You know that feeling when you walk by a vacant storefront in your neighborhood and spy carpenters inside, saws whining? Who’s moving in? What will it be? It’s a sign of vitality, of hopefully positive change, and that people think your community is worth investing in.  

While we don’t have a storefront (yet), and our tools are all digital, we’ve been toiling away for the last several months building the foundations for a new information service for this community. You picked the name Southwest Voices, and we couldn’t be more excited to bring it to the world … soon.

We’re both experienced digital media workers, having managed large digital media and advertising budgets, built digital tools to forge stronger local news ecosystems—and have consulted with hundreds of newsrooms around the world. But not until the Southwest Journal closed, and our community shuddered after the murder of George Floyd, did we feel urgently called to create something in our own backyard.

This moment, this place, we felt, called for a new approach that rooted local news in the needs and perspectives of residents; that was continually evolving to meet those needs, because it’s the product of continual listening and outreach to all residents of Southwest Minneapolis, not just the loudest or the most opinionated.   

Over the last several months, we have listened to neighborhood associations, local business owners, and hundreds of residents of Southwest Minneapolis through a mix of surveys, interviews, and informal chats. Through that work, a few key needs and themes emerged:

  1. Above all: Residents have told us they want a news service that both celebrates what they love about this area (proximity to nature, walkability, transit options, shops and restaurants, interesting neighbors) and reveals its challenges and shortcomings (lack of diversity, crime, lack of support for renters).
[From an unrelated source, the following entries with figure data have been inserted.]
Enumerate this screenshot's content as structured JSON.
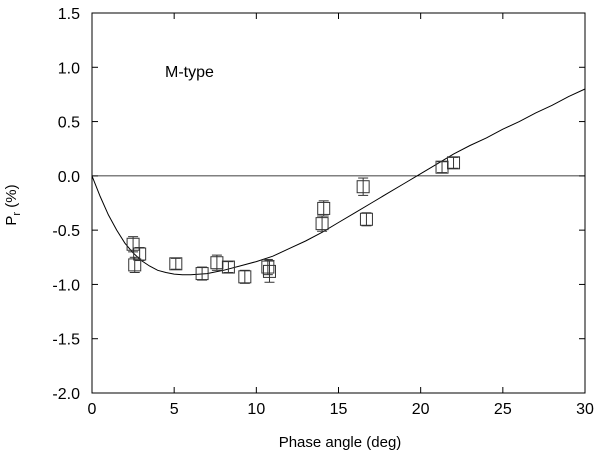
{
  "chart_data": {
    "type": "scatter",
    "title": "",
    "annotation": "M-type",
    "xlabel": "Phase angle (deg)",
    "ylabel_main": "P",
    "ylabel_sub": "r",
    "ylabel_tail": " (%)",
    "xlim": [
      0,
      30
    ],
    "ylim": [
      -2.0,
      1.5
    ],
    "x_ticks": [
      0,
      5,
      10,
      15,
      20,
      25,
      30
    ],
    "x_tick_labels": [
      "0",
      "5",
      "10",
      "15",
      "20",
      "25",
      "30"
    ],
    "y_ticks": [
      1.5,
      1.0,
      0.5,
      0.0,
      -0.5,
      -1.0,
      -1.5,
      -2.0
    ],
    "y_tick_labels": [
      "1.5",
      "1.0",
      "0.5",
      "0.0",
      "-0.5",
      "-1.0",
      "-1.5",
      "-2.0"
    ],
    "grid": false,
    "reference_line_y": 0.0,
    "points": [
      {
        "x": 2.5,
        "y": -0.63,
        "err": 0.07
      },
      {
        "x": 2.6,
        "y": -0.82,
        "err": 0.07
      },
      {
        "x": 2.9,
        "y": -0.72,
        "err": 0.06
      },
      {
        "x": 5.1,
        "y": -0.81,
        "err": 0.05
      },
      {
        "x": 6.7,
        "y": -0.9,
        "err": 0.06
      },
      {
        "x": 7.6,
        "y": -0.8,
        "err": 0.07
      },
      {
        "x": 8.3,
        "y": -0.84,
        "err": 0.05
      },
      {
        "x": 9.3,
        "y": -0.93,
        "err": 0.06
      },
      {
        "x": 10.7,
        "y": -0.84,
        "err": 0.07
      },
      {
        "x": 10.8,
        "y": -0.88,
        "err": 0.1
      },
      {
        "x": 14.0,
        "y": -0.44,
        "err": 0.07
      },
      {
        "x": 14.1,
        "y": -0.3,
        "err": 0.07
      },
      {
        "x": 16.5,
        "y": -0.1,
        "err": 0.08
      },
      {
        "x": 16.7,
        "y": -0.4,
        "err": 0.06
      },
      {
        "x": 21.3,
        "y": 0.08,
        "err": 0.05
      },
      {
        "x": 22.0,
        "y": 0.12,
        "err": 0.05
      }
    ],
    "fit_curve": [
      {
        "x": 0.0,
        "y": 0.0
      },
      {
        "x": 0.5,
        "y": -0.19
      },
      {
        "x": 1.0,
        "y": -0.36
      },
      {
        "x": 1.5,
        "y": -0.5
      },
      {
        "x": 2.0,
        "y": -0.62
      },
      {
        "x": 2.5,
        "y": -0.71
      },
      {
        "x": 3.0,
        "y": -0.78
      },
      {
        "x": 3.5,
        "y": -0.83
      },
      {
        "x": 4.0,
        "y": -0.87
      },
      {
        "x": 4.5,
        "y": -0.89
      },
      {
        "x": 5.0,
        "y": -0.905
      },
      {
        "x": 5.5,
        "y": -0.91
      },
      {
        "x": 6.0,
        "y": -0.91
      },
      {
        "x": 7.0,
        "y": -0.9
      },
      {
        "x": 8.0,
        "y": -0.87
      },
      {
        "x": 9.0,
        "y": -0.83
      },
      {
        "x": 10.0,
        "y": -0.79
      },
      {
        "x": 11.0,
        "y": -0.74
      },
      {
        "x": 12.0,
        "y": -0.67
      },
      {
        "x": 13.0,
        "y": -0.6
      },
      {
        "x": 14.0,
        "y": -0.52
      },
      {
        "x": 15.0,
        "y": -0.43
      },
      {
        "x": 16.0,
        "y": -0.34
      },
      {
        "x": 17.0,
        "y": -0.25
      },
      {
        "x": 18.0,
        "y": -0.16
      },
      {
        "x": 19.0,
        "y": -0.07
      },
      {
        "x": 20.0,
        "y": 0.02
      },
      {
        "x": 21.0,
        "y": 0.11
      },
      {
        "x": 22.0,
        "y": 0.2
      },
      {
        "x": 23.0,
        "y": 0.28
      },
      {
        "x": 24.0,
        "y": 0.35
      },
      {
        "x": 25.0,
        "y": 0.43
      },
      {
        "x": 26.0,
        "y": 0.5
      },
      {
        "x": 27.0,
        "y": 0.58
      },
      {
        "x": 28.0,
        "y": 0.65
      },
      {
        "x": 29.0,
        "y": 0.73
      },
      {
        "x": 30.0,
        "y": 0.8
      }
    ]
  }
}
There’s a lot of love for this community, and also a sense of urgency about making it more welcoming. 
  2. Residents want better visibility into public meetings, and how decisions are made. Whether it's the future of policing, bike lanes, zoning, or who gets a liquor license—a prevailing theme among those we listened to was that even if they’re not “in the room where it happens” they want us to be there, and they want to relate what’s being discussed, and how they can weigh in.
  3. Residents want to know what businesses are opening and closing. It’s not just about where they might shop, it’s about commercial activity as a proxy of the community’s vitality, and a kind of weather vane to know which way trends are blowing.
  4. They want to get to know neighbors doing interesting things. Sure there’s NextDoor, and Facebook, etc. etc. but time and again, we heard that people don’t feel like existing digital spaces afford a sense of connection or empathy with their fellow residents. One long-time Linden Hills resident put it well, saying he wants "opportunities—with a purpose—to connect as communities and broaden our sense of communities."

More broadly, people want, as one Kingfield resident put it, “better snow-plowing, community activities, a great local paper that drives community engagement and activity.” We can’t do much about the snowplowing, yet (but stay tuned for ways in which we’ll help you get involved), but we’re all about sparking engagement and activating our readers.

“I love the nature and access to parks and relationships with neighbors. I dislike how it sometimes feels exclusionary and disconnected from the reality of the rest of the city.” - Lynnhurst resident

Here’s a perspective from East Harriet: “I love the location and convenience to tons of amenities by transit. Certain parts (e.g., East Harriet) are VERY unwalkable and practically require a vehicle and a lot of the single family homeowners in the area look down on me as a renter and actively make me feel unwelcome.”

A Lynnhurst resident: “I love the nature and access to parks and relationships with neighbors. I dislike how it sometimes feels exclusionary and disconnected from the reality of the rest of the city.”

And one from Kingfield: “As a recent transplant (returning to MPLS after 10 years away) I was surprised at the resistance to change coupled with self righteousness that I find both annoying and unproductive.”

A view from Lyndale: “I'm a recent transplant, moved here last March (yep, great timing) so still getting to know the area. I love the city, instinctively, and the lifestyle. If I'm honest I do not love that there really is something to the stereotype of Minnesota as an insular place where it can be hard to make friends with people who aren't fellow transplants or wanderers.”

A 34-year Kenny resident: “Living in SW Minneapolis is a wonderful privilege. And it is generally based on white privilege. We need to be more aware and more inclusive of neighbors (or potential neighbors) who do not feel comfortable, or cannot afford to buy or rent in SW.”

A 5-year resident of Whittier “I love the people. Artists, immigrants, students, families, activists, cooks, long-time residents, wide-eyed new neighbors, and everything in between. I love the ways in which we organize ourselves and create the systems for which we see a need, whether it's community safety outside policing, mutual aid, or creating new spaces to gather and spend time. I also love the food, art, and music that so many of us create to share with one another.”

These are just a few of the hundreds of perspectives we’ve gathered to begin what will be a process of continuous listening to, and lifting up, the voices of Southwest Minneapolis. We hope you’ll join us, speak up, and help us build a truly great news and information service for the whole of Southwest Minneapolis.